Though scattered with jests about the suspension of disbelief, "Becky's New Car" makes you believe in its genial consideration of loves lost and found, midlife and middle-class ennui and American car lust.
Mainly, the play whirs along on the strength of its likable and none-too-predictable characters — portrayed by a high-octane crew of Seattle actors, well-clad by Catherine Hunt and smartly lit by Rick Paulsen.
In a role that might befit a Silver Screen screwball comedy star like Claudette Colbert or Jean Arthur, King is an instantly lovable, mirthfully reactive and often-flustered Becky. She tries to create emotional "boundaries" — as her theory-spouting psychology-major son Chris (delightful Benjamin Harris) might put it. But Becky is essentially a very soft touch.

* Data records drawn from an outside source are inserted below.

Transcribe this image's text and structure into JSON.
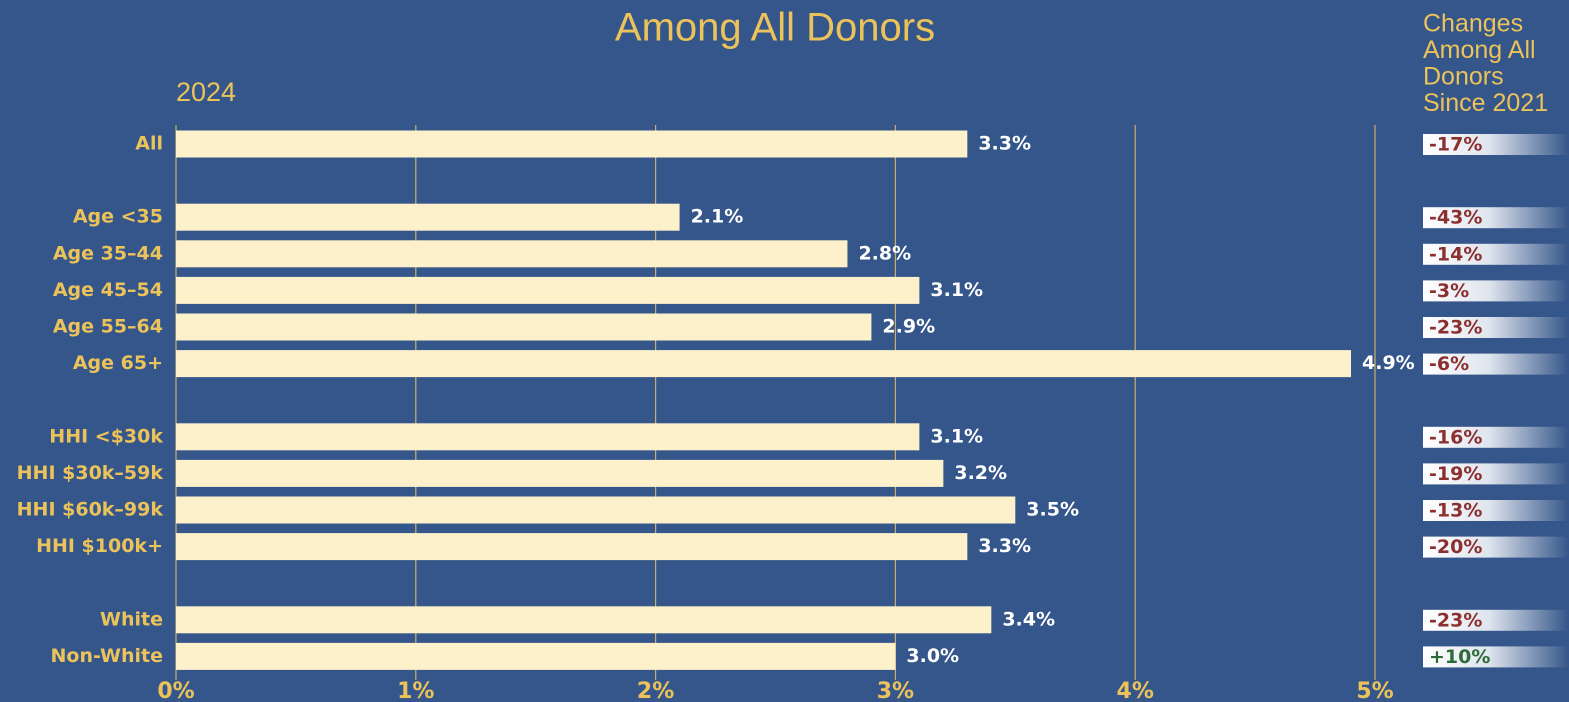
{
  "chart_data": {
    "type": "bar",
    "orientation": "horizontal",
    "title": "Among All Donors",
    "subtitle": "2024",
    "categories": [
      "All",
      null,
      "Age <35",
      "Age 35–44",
      "Age 45–54",
      "Age 55–64",
      "Age 65+",
      null,
      "HHI <$30k",
      "HHI $30k–59k",
      "HHI $60k–99k",
      "HHI $100k+",
      null,
      "White",
      "Non-White"
    ],
    "values": [
      3.3,
      null,
      2.1,
      2.8,
      3.1,
      2.9,
      4.9,
      null,
      3.1,
      3.2,
      3.5,
      3.3,
      null,
      3.4,
      3.0
    ],
    "value_labels": [
      "3.3%",
      null,
      "2.1%",
      "2.8%",
      "3.1%",
      "2.9%",
      "4.9%",
      null,
      "3.1%",
      "3.2%",
      "3.5%",
      "3.3%",
      null,
      "3.4%",
      "3.0%"
    ],
    "color": "#fdf1cc",
    "xlim": [
      0,
      5
    ],
    "xticks": [
      {
        "value": 0,
        "label": "0%"
      },
      {
        "value": 1,
        "label": "1%"
      },
      {
        "value": 2,
        "label": "2%"
      },
      {
        "value": 3,
        "label": "3%"
      },
      {
        "value": 4,
        "label": "4%"
      },
      {
        "value": 5,
        "label": "5%"
      }
    ],
    "grid": true,
    "changes": {
      "title": [
        "Changes",
        "Among All",
        "Donors",
        "Since 2021"
      ],
      "values": [
        -17,
        null,
        -43,
        -14,
        -3,
        -23,
        -6,
        null,
        -16,
        -19,
        -13,
        -20,
        null,
        -23,
        10
      ],
      "value_labels": [
        "-17%",
        null,
        "-43%",
        "-14%",
        "-3%",
        "-23%",
        "-6%",
        null,
        "-16%",
        "-19%",
        "-13%",
        "-20%",
        null,
        "-23%",
        "+10%"
      ]
    }
  }
}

Needing a shoulder to cry on, her self-pitying nebbish of a co-worker, Steve (hilarious R. Hamilton Wright) always makes a beeline to her. And eccentric millionaire Walter Flood (the invaluable Michael Winters) is quickly drawn to her simpatico nature.

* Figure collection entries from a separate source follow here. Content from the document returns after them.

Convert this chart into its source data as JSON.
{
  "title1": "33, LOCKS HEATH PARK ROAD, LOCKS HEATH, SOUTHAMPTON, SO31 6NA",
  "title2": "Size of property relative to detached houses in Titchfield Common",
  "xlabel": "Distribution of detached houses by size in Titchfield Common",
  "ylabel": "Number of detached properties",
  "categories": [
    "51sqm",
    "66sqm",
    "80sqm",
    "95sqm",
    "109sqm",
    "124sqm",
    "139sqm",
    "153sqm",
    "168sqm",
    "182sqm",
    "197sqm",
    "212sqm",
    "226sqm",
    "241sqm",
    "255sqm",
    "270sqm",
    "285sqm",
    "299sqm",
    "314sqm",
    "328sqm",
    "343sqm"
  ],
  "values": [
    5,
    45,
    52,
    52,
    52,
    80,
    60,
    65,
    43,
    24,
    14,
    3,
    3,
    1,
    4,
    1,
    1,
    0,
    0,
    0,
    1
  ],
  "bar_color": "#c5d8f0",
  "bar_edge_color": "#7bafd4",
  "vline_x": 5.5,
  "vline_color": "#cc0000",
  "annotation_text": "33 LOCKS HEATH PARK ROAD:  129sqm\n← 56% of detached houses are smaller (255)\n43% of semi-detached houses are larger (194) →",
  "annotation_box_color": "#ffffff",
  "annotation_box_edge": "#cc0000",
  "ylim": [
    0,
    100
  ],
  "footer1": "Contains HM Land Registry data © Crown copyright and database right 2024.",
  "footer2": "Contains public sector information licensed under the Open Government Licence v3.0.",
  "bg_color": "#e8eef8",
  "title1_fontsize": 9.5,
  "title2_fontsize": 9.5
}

You can't help rooting for Becky, even as she deceives her adoring hubby Joe (the expertly deadpan Charles Leggett) to sneak into Walter's privileged world. King's entrance into that arena, clutching a bottle of spring water like a security blanket, is a funny and touching Cinderella moment.
"Becky's New Car" bypasses a more provocative clash of economic classes and all but ignores the current financial crisis (which has devastated American car dealers). But it doesn't romanticize the rich anymore than it does Joe the Roofer.
Ginger, a broke and acerbic heiress (Suzanne Bouchard, who can turn the line "I don't hike" into a position paper), represents the downside of inherited wealth. And Walter's pampered daughter Kenni (the sketchiest character, played by Anna-Lisa Carlson) is fed up with airhead playboys.
Dietz deftly interconnects everyone, and equips each with pitch-perfect wit. And inevitably, he resolves various plot lines with an orgy of unmasking and confrontation contrivances endemic to farce.
But by then, "Becky's Car" has registered as a satisfying comedy of modern manners. And one that derives as much power from its humanity as its fine-tuned craftsmanship.